All this tweeting and podcasting and suddenly I just don’t have time to review new science fictions shows – or, if I do, I do it on the podcast. That just doesn’t seem right, and one of the staples of my blog has always been reviewing episodes of Primeval. Pity they cancelled it, isn’t it?
Ah, but they didn’t, nearly two years later, Primeval is back. Is it better than before?
For those perhaps not in the loop, Primeval, an ITV science fiction program about temporal anomalies opening corridors between different times and the present, often allowing nasties such as dinosaurs into our own time, ran for 3 successful – if dubiously plotted and scientifically inaccurate – seasons, but, the global economic crisis combined with ITV financial difficulties lead to cost-cutting measures. Primeval, a CGI-heavy series, had to go, but creative financing has brought the show back to our screens. (Well, back to some people’s screens, anyway.)
Synopsis
At the end of the previous series, Danny Quinn, team leader at the Anomaly Research Center (the ARC) was trapped, perhaps forever, in the Pleistocene, having defeated Helen Cutter’s evil plans to destroy mankind. Helen had been killed by a velociraptor that had followed them through the anomaly and Quinn was cut off.

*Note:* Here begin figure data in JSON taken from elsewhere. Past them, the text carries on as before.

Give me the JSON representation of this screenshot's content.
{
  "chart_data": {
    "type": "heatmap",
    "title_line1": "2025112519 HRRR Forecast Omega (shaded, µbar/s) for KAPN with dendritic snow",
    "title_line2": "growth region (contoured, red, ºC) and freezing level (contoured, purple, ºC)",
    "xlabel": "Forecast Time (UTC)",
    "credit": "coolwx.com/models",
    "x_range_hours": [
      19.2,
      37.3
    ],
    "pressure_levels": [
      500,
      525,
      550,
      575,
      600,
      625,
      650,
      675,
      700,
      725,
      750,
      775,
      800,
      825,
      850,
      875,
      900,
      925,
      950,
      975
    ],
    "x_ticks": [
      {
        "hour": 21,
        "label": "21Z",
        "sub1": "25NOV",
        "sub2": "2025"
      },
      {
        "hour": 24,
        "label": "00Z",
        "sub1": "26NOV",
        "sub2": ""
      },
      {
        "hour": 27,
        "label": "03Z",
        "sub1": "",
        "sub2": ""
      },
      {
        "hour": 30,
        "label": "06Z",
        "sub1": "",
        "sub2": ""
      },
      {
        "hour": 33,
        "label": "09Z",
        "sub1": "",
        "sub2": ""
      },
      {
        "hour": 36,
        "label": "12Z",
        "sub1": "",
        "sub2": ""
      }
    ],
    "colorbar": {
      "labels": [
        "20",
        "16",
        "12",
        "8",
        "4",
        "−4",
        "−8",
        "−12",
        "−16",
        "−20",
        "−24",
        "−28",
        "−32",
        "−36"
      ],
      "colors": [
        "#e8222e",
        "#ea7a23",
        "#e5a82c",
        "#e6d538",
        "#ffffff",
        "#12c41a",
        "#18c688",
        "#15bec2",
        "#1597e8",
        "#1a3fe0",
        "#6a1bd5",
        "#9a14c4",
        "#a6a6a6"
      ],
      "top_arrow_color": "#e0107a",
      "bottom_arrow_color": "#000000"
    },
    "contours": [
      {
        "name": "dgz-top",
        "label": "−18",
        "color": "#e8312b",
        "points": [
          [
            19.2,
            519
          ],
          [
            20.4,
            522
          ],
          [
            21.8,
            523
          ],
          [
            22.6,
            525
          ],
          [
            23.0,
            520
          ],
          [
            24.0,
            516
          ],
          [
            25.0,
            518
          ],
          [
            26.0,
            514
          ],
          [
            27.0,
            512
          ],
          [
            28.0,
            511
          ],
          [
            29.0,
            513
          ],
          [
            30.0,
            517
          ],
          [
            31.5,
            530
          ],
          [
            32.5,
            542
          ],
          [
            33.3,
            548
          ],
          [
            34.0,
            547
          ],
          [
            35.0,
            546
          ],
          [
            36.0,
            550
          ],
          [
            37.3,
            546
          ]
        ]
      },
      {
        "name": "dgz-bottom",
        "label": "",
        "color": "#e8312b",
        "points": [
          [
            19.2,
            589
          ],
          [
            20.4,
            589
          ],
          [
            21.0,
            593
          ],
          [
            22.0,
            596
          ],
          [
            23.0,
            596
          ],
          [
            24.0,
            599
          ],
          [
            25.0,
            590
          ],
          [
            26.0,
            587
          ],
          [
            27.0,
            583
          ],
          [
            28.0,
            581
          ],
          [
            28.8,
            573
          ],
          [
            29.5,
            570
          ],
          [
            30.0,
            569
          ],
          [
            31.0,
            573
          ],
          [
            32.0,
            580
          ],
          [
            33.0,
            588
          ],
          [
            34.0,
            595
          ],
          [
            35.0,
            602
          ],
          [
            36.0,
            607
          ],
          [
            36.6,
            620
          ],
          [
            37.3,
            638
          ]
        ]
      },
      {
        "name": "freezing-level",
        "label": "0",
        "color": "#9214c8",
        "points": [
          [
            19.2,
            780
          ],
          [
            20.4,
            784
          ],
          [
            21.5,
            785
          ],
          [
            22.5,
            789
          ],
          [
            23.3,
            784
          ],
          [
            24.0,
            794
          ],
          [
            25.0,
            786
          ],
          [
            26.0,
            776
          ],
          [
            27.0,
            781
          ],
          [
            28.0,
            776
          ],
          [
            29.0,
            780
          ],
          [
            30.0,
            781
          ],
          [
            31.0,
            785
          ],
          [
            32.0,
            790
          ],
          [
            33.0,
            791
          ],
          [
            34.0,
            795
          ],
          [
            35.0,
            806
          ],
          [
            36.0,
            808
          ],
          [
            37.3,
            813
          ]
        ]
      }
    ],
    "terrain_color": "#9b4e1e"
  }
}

Meanwhile, Abby and Conner had been trapped in the Cretaceous, also with little hope of an anomaly opening on its own.
One year later, with a Spinosaur on their trail, Conner and Abby find Helen Cutter’s anomaly control device and manage to return to the present day, brining a Spinosaur with them. They find themselves face-to-face with the new ARC team and must all work together to stop the Spinosaur.
Analysis
Typically the analysis section of these reviews is where I rip the piss-poor science and ridiculous temporal-plotting, but this episode is something new… there’s really nothing in it. It’s a straight-forward melodrama with no twists or turns and, once past the notion of the anomalies and creatures traveling through time there’s nothing in that to pick on, either.

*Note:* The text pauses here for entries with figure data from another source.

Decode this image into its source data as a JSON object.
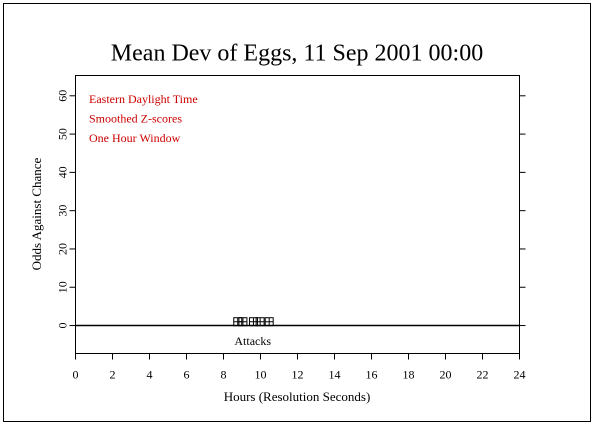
{
  "chart_data": {
    "type": "scatter",
    "title": "Mean Dev of Eggs, 11 Sep 2001 00:00",
    "annotations": [
      "Eastern Daylight Time",
      "Smoothed Z-scores",
      "One Hour Window"
    ],
    "annotation_color": "#cc0000",
    "x_label": "Hours (Resolution Seconds)",
    "y_label": "Odds Against Chance",
    "series": [
      {
        "name": "Attacks",
        "color": "#000000",
        "x": [
          8.77,
          9.05,
          9.62,
          9.98,
          10.47
        ],
        "values": [
          1,
          1,
          1,
          1,
          1
        ]
      }
    ],
    "xlim": [
      0,
      24
    ],
    "xticks": [
      0,
      2,
      4,
      6,
      8,
      10,
      12,
      14,
      16,
      18,
      20,
      22,
      24
    ],
    "ylim": [
      -7.3,
      65.3
    ],
    "yticks": [
      0,
      10,
      20,
      30,
      40,
      50,
      60
    ]
  }
}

There are a couple things to note, first, the ARC has been turned into a “public/private partnership” and new character, Philip, Nobel-prize winning genius and inventor of the room-temperature super-conductor now seems to co-own the ARC, and is clearly in a superior position – if equal on paper – with Ben Miller’s returning character of Lester.

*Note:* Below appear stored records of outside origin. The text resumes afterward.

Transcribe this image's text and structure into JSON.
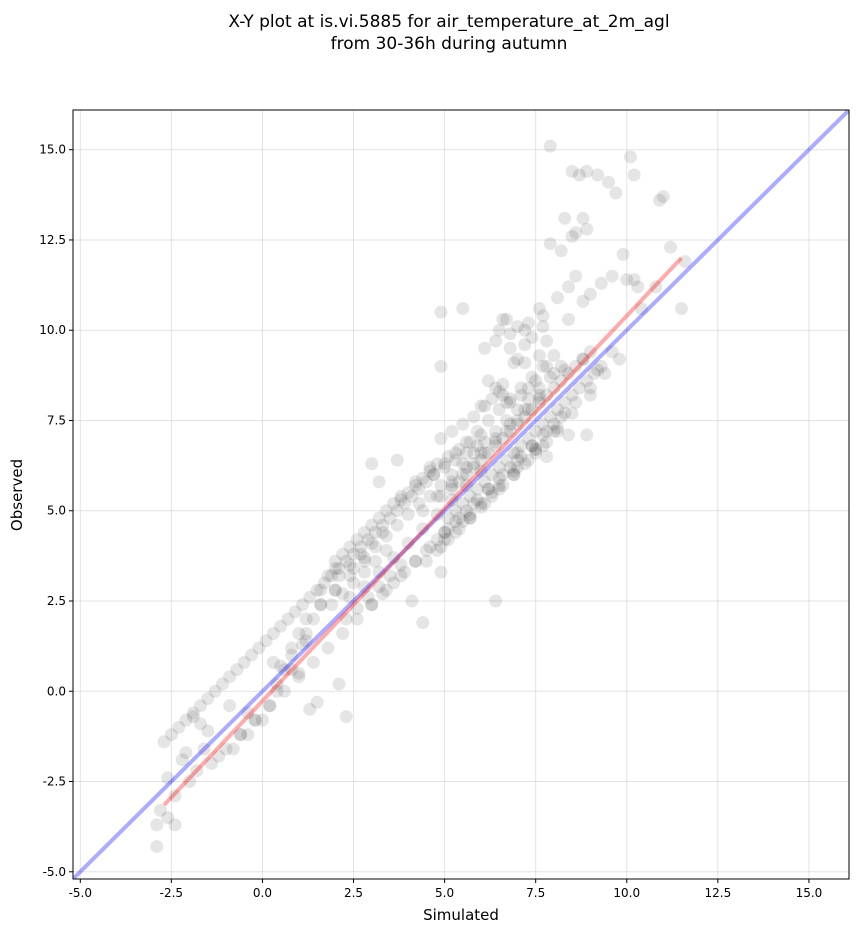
{
  "chart_data": {
    "type": "scatter",
    "title_lines": [
      "X-Y plot at is.vi.5885 for air_temperature_at_2m_agl",
      "from 30-36h during autumn"
    ],
    "xlabel": "Simulated",
    "ylabel": "Observed",
    "xlim": [
      -5.2,
      16.1
    ],
    "ylim": [
      -5.2,
      16.1
    ],
    "xticks": [
      -5.0,
      -2.5,
      0.0,
      2.5,
      5.0,
      7.5,
      10.0,
      12.5,
      15.0
    ],
    "yticks": [
      -5.0,
      -2.5,
      0.0,
      2.5,
      5.0,
      7.5,
      10.0,
      12.5,
      15.0
    ],
    "xtick_labels": [
      "-5.0",
      "-2.5",
      "0.0",
      "2.5",
      "5.0",
      "7.5",
      "10.0",
      "12.5",
      "15.0"
    ],
    "ytick_labels": [
      "-5.0",
      "-2.5",
      "0.0",
      "2.5",
      "5.0",
      "7.5",
      "10.0",
      "12.5",
      "15.0"
    ],
    "grid": true,
    "point_color": "#000000",
    "point_alpha": 0.1,
    "lines": [
      {
        "label": "",
        "color": "#0000ff",
        "alpha": 0.33,
        "x": [
          -5.2,
          16.1
        ],
        "y": [
          -5.2,
          16.1
        ]
      },
      {
        "label": "",
        "color": "#ff0000",
        "alpha": 0.33,
        "x": [
          -2.7,
          11.5
        ],
        "y": [
          -3.15,
          12.0
        ]
      }
    ],
    "points": {
      "x": [
        7.9,
        10.1,
        8.9,
        9.2,
        8.5,
        8.7,
        9.5,
        9.7,
        10.2,
        11.0,
        10.9,
        8.3,
        8.8,
        8.9,
        8.6,
        7.9,
        8.2,
        8.5,
        9.9,
        11.2,
        11.6,
        10.8,
        10.4,
        11.5,
        9.3,
        9.6,
        10.0,
        10.2,
        10.3,
        9.0,
        8.6,
        8.4,
        8.1,
        8.8,
        7.7,
        7.6,
        7.3,
        7.0,
        6.8,
        6.6,
        6.4,
        6.8,
        7.4,
        7.2,
        7.0,
        6.9,
        7.6,
        7.8,
        8.0,
        8.3,
        7.5,
        7.3,
        7.1,
        6.7,
        6.5,
        6.3,
        6.1,
        5.8,
        5.5,
        5.2,
        4.9,
        6.0,
        5.7,
        5.4,
        5.1,
        4.8,
        4.6,
        4.4,
        4.2,
        4.0,
        3.8,
        6.2,
        6.4,
        6.6,
        6.8,
        5.9,
        5.6,
        5.3,
        5.0,
        4.7,
        4.5,
        4.3,
        4.1,
        3.9,
        3.7,
        3.5,
        3.3,
        3.1,
        2.9,
        2.7,
        2.5,
        2.3,
        2.1,
        1.9,
        1.7,
        1.5,
        1.3,
        1.1,
        0.9,
        0.7,
        0.5,
        0.3,
        0.1,
        -0.1,
        -0.3,
        -0.5,
        -0.7,
        -0.9,
        -1.1,
        -1.3,
        -1.5,
        -1.7,
        -1.9,
        -2.1,
        -2.3,
        -2.5,
        -2.7,
        -2.2,
        -1.8,
        -1.6,
        -2.0,
        -2.4,
        -2.6,
        -1.4,
        -1.0,
        -0.6,
        -0.2,
        0.2,
        0.6,
        1.0,
        1.4,
        1.8,
        2.2,
        2.6,
        3.0,
        3.4,
        3.8,
        4.2,
        4.6,
        5.0,
        5.4,
        5.8,
        6.2,
        6.6,
        7.0,
        7.4,
        7.8,
        8.2,
        8.6,
        9.0,
        9.4,
        9.8,
        2.4,
        2.8,
        3.2,
        3.6,
        4.0,
        4.4,
        4.8,
        5.2,
        5.6,
        6.0,
        2.0,
        2.2,
        2.6,
        3.0,
        3.4,
        3.8,
        4.2,
        4.6,
        1.6,
        1.8,
        2.0,
        2.4,
        2.8,
        3.2,
        3.6,
        1.2,
        1.4,
        1.6,
        2.0,
        2.4,
        2.8,
        0.8,
        1.0,
        1.2,
        1.6,
        2.0,
        0.4,
        0.6,
        0.8,
        1.2,
        0.0,
        0.2,
        0.4,
        -0.4,
        -0.2,
        -0.8,
        -0.6,
        -1.2,
        5.1,
        5.3,
        5.5,
        5.7,
        5.9,
        6.1,
        6.3,
        6.5,
        6.7,
        6.9,
        7.1,
        7.3,
        7.5,
        7.7,
        7.9,
        8.1,
        8.3,
        8.5,
        8.7,
        8.9,
        9.1,
        9.3,
        5.2,
        5.4,
        5.6,
        5.8,
        6.0,
        6.2,
        6.4,
        6.6,
        6.8,
        7.0,
        7.2,
        7.4,
        7.6,
        7.8,
        8.0,
        8.2,
        8.4,
        8.6,
        8.8,
        9.0,
        5.0,
        5.3,
        5.6,
        5.9,
        6.2,
        6.5,
        6.8,
        7.1,
        7.4,
        7.7,
        8.0,
        8.3,
        4.9,
        5.2,
        5.5,
        5.8,
        6.1,
        6.4,
        6.7,
        7.0,
        7.3,
        7.6,
        4.8,
        5.1,
        5.4,
        5.7,
        6.0,
        6.3,
        6.6,
        6.9,
        7.2,
        7.5,
        7.8,
        4.7,
        5.0,
        5.3,
        5.6,
        5.9,
        6.2,
        6.5,
        6.8,
        7.1,
        7.4,
        7.7,
        8.0,
        4.5,
        4.9,
        5.3,
        5.7,
        6.1,
        6.5,
        6.9,
        7.3,
        7.7,
        8.1,
        4.4,
        4.8,
        5.2,
        5.6,
        6.0,
        6.4,
        6.8,
        7.2,
        7.6,
        3.0,
        3.3,
        3.6,
        3.9,
        4.2,
        4.5,
        4.8,
        5.1,
        2.5,
        2.8,
        3.1,
        3.4,
        3.7,
        4.0,
        4.3,
        2.3,
        2.6,
        2.9,
        3.2,
        3.5,
        3.8,
        2.1,
        2.4,
        2.7,
        3.0,
        3.3,
        1.9,
        2.2,
        2.5,
        2.8,
        3.1,
        3.4,
        4.6,
        4.9,
        5.2,
        5.5,
        5.8,
        6.1,
        6.4,
        6.7,
        7.0,
        7.3,
        7.6,
        7.9,
        8.2,
        5.0,
        5.5,
        6.0,
        6.5,
        7.0,
        7.5,
        8.0,
        8.5,
        9.0,
        5.7,
        6.3,
        6.9,
        7.5,
        8.1,
        6.0,
        6.6,
        7.2,
        7.8,
        8.4,
        9.2,
        9.6,
        8.8,
        8.4,
        7.8,
        4.9,
        4.9,
        5.5,
        3.7,
        3.0,
        3.2,
        4.1,
        4.4,
        4.9,
        6.4,
        6.5,
        6.1,
        6.7,
        7.0,
        7.2,
        7.7,
        8.9,
        2.3,
        2.1,
        1.5,
        1.0,
        0.5,
        0.3,
        0.8,
        1.1,
        1.3,
        -0.4,
        -0.9,
        -1.5,
        -1.7,
        -1.9,
        -2.1,
        -2.6,
        -2.8,
        -2.4,
        -2.9,
        -2.9
      ],
      "y": [
        15.1,
        14.8,
        14.4,
        14.3,
        14.4,
        14.3,
        14.1,
        13.8,
        14.3,
        13.7,
        13.6,
        13.1,
        13.1,
        12.8,
        12.7,
        12.4,
        12.2,
        12.6,
        12.1,
        12.3,
        11.9,
        11.2,
        10.6,
        10.6,
        11.3,
        11.5,
        11.4,
        11.4,
        11.2,
        11.0,
        11.5,
        11.2,
        10.9,
        10.8,
        10.4,
        10.6,
        10.2,
        10.1,
        9.9,
        10.3,
        9.7,
        9.5,
        9.8,
        9.6,
        9.2,
        9.1,
        9.3,
        9.0,
        8.8,
        8.9,
        8.6,
        8.4,
        8.2,
        8.0,
        8.3,
        8.1,
        7.9,
        7.6,
        7.4,
        7.2,
        7.0,
        7.1,
        6.9,
        6.7,
        6.5,
        6.3,
        6.1,
        5.9,
        5.7,
        5.5,
        5.3,
        8.6,
        8.4,
        8.2,
        8.0,
        6.8,
        6.6,
        6.4,
        6.2,
        6.0,
        5.8,
        5.6,
        5.4,
        5.2,
        5.0,
        4.8,
        4.6,
        4.4,
        4.2,
        4.0,
        3.8,
        3.6,
        3.4,
        3.2,
        3.0,
        2.8,
        2.6,
        2.4,
        2.2,
        2.0,
        1.8,
        1.6,
        1.4,
        1.2,
        1.0,
        0.8,
        0.6,
        0.4,
        0.2,
        0.0,
        -0.2,
        -0.4,
        -0.6,
        -0.8,
        -1.0,
        -1.2,
        -1.4,
        -1.9,
        -2.2,
        -1.6,
        -2.5,
        -2.9,
        -3.5,
        -2.0,
        -1.6,
        -1.2,
        -0.8,
        -0.4,
        0.0,
        0.4,
        0.8,
        1.2,
        1.6,
        2.0,
        2.4,
        2.8,
        3.2,
        3.6,
        4.0,
        4.4,
        4.8,
        5.2,
        5.6,
        6.0,
        6.4,
        6.8,
        7.2,
        7.6,
        8.0,
        8.4,
        8.8,
        9.2,
        2.6,
        2.9,
        3.3,
        3.7,
        4.1,
        4.5,
        4.9,
        5.3,
        5.7,
        6.1,
        3.4,
        3.8,
        4.2,
        4.6,
        5.0,
        5.4,
        5.8,
        6.2,
        2.8,
        3.2,
        3.6,
        4.0,
        4.4,
        4.8,
        5.2,
        1.6,
        2.0,
        2.4,
        2.8,
        3.2,
        3.6,
        1.2,
        1.6,
        2.0,
        2.4,
        2.8,
        0.2,
        0.6,
        1.0,
        1.4,
        -0.8,
        -0.4,
        0.0,
        -1.2,
        -0.8,
        -1.6,
        -1.2,
        -1.8,
        4.8,
        5.0,
        5.2,
        5.4,
        5.6,
        5.8,
        6.0,
        6.2,
        6.4,
        6.6,
        6.8,
        7.0,
        7.2,
        7.4,
        7.6,
        7.8,
        8.0,
        8.2,
        8.4,
        8.6,
        8.8,
        9.0,
        5.6,
        5.8,
        6.0,
        6.2,
        6.4,
        6.6,
        6.8,
        7.0,
        7.2,
        7.4,
        7.6,
        7.8,
        8.0,
        8.2,
        8.4,
        8.6,
        8.8,
        9.0,
        9.2,
        9.4,
        4.4,
        4.7,
        5.0,
        5.3,
        5.6,
        5.9,
        6.2,
        6.5,
        6.8,
        7.1,
        7.4,
        7.7,
        5.4,
        5.7,
        6.0,
        6.3,
        6.6,
        6.9,
        7.2,
        7.5,
        7.8,
        8.1,
        3.9,
        4.2,
        4.5,
        4.8,
        5.1,
        5.4,
        5.7,
        6.0,
        6.3,
        6.6,
        6.9,
        6.0,
        6.3,
        6.6,
        6.9,
        7.2,
        7.5,
        7.8,
        8.1,
        8.4,
        8.7,
        9.0,
        9.3,
        3.6,
        4.0,
        4.4,
        4.8,
        5.2,
        5.6,
        6.0,
        6.4,
        6.8,
        7.2,
        5.0,
        5.4,
        5.8,
        6.2,
        6.6,
        7.0,
        7.4,
        7.8,
        8.2,
        2.4,
        2.7,
        3.0,
        3.3,
        3.6,
        3.9,
        4.2,
        4.5,
        3.4,
        3.7,
        4.0,
        4.3,
        4.6,
        4.9,
        5.2,
        2.0,
        2.3,
        2.6,
        2.9,
        3.2,
        3.5,
        3.2,
        3.5,
        3.8,
        4.1,
        4.4,
        2.4,
        2.7,
        3.0,
        3.3,
        3.6,
        3.9,
        5.4,
        5.7,
        6.0,
        6.3,
        6.6,
        6.9,
        7.2,
        7.5,
        7.8,
        8.1,
        8.4,
        8.7,
        9.0,
        4.2,
        4.7,
        5.2,
        5.7,
        6.2,
        6.7,
        7.2,
        7.7,
        8.2,
        4.9,
        5.5,
        6.1,
        6.7,
        7.3,
        7.9,
        8.5,
        9.1,
        9.7,
        10.3,
        8.9,
        9.4,
        9.2,
        7.1,
        6.5,
        10.5,
        9.0,
        10.6,
        6.4,
        6.3,
        5.8,
        2.5,
        1.9,
        3.3,
        2.5,
        10.0,
        9.5,
        10.3,
        6.6,
        10.0,
        10.1,
        7.1,
        -0.7,
        0.2,
        -0.3,
        0.5,
        0.7,
        0.8,
        0.6,
        1.3,
        -0.5,
        -0.6,
        -0.4,
        -1.1,
        -0.9,
        -0.7,
        -1.7,
        -2.4,
        -3.3,
        -3.7,
        -3.7,
        -4.3
      ]
    }
  }
}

Of the old crew, only Becker survived in the present, and he’s been made second-in-command to a new Irish guy who is so non-descript I have to wait for someone to call him by name before I can remember what it is. (OK, I just looked it up, his name is Matt.)
Matt has a secret, he seems to be collaborating with an elderly gentlemen and, if their remarks are to be believed, they’re working together to save the world, and Matt is searching for someone at the ARC.
My pet theory is that the old man is actually Danny Quinn, returned via anomaly to some point in the past and having lived his entire life waiting for this time. I’ve got nothing to support that; however, in the “summary” at the beginning of the episode, we saw the actors faces of Conner, Abby, even dead characters like Cutter and Helen, but we only ever saw the back of Danny Quinn’s head or a quick shot where his face was obscured. If the character has been written out of the show, why would they hide his face and not the others?
Considering it was such a long time coming, I’ve not got much to say about it.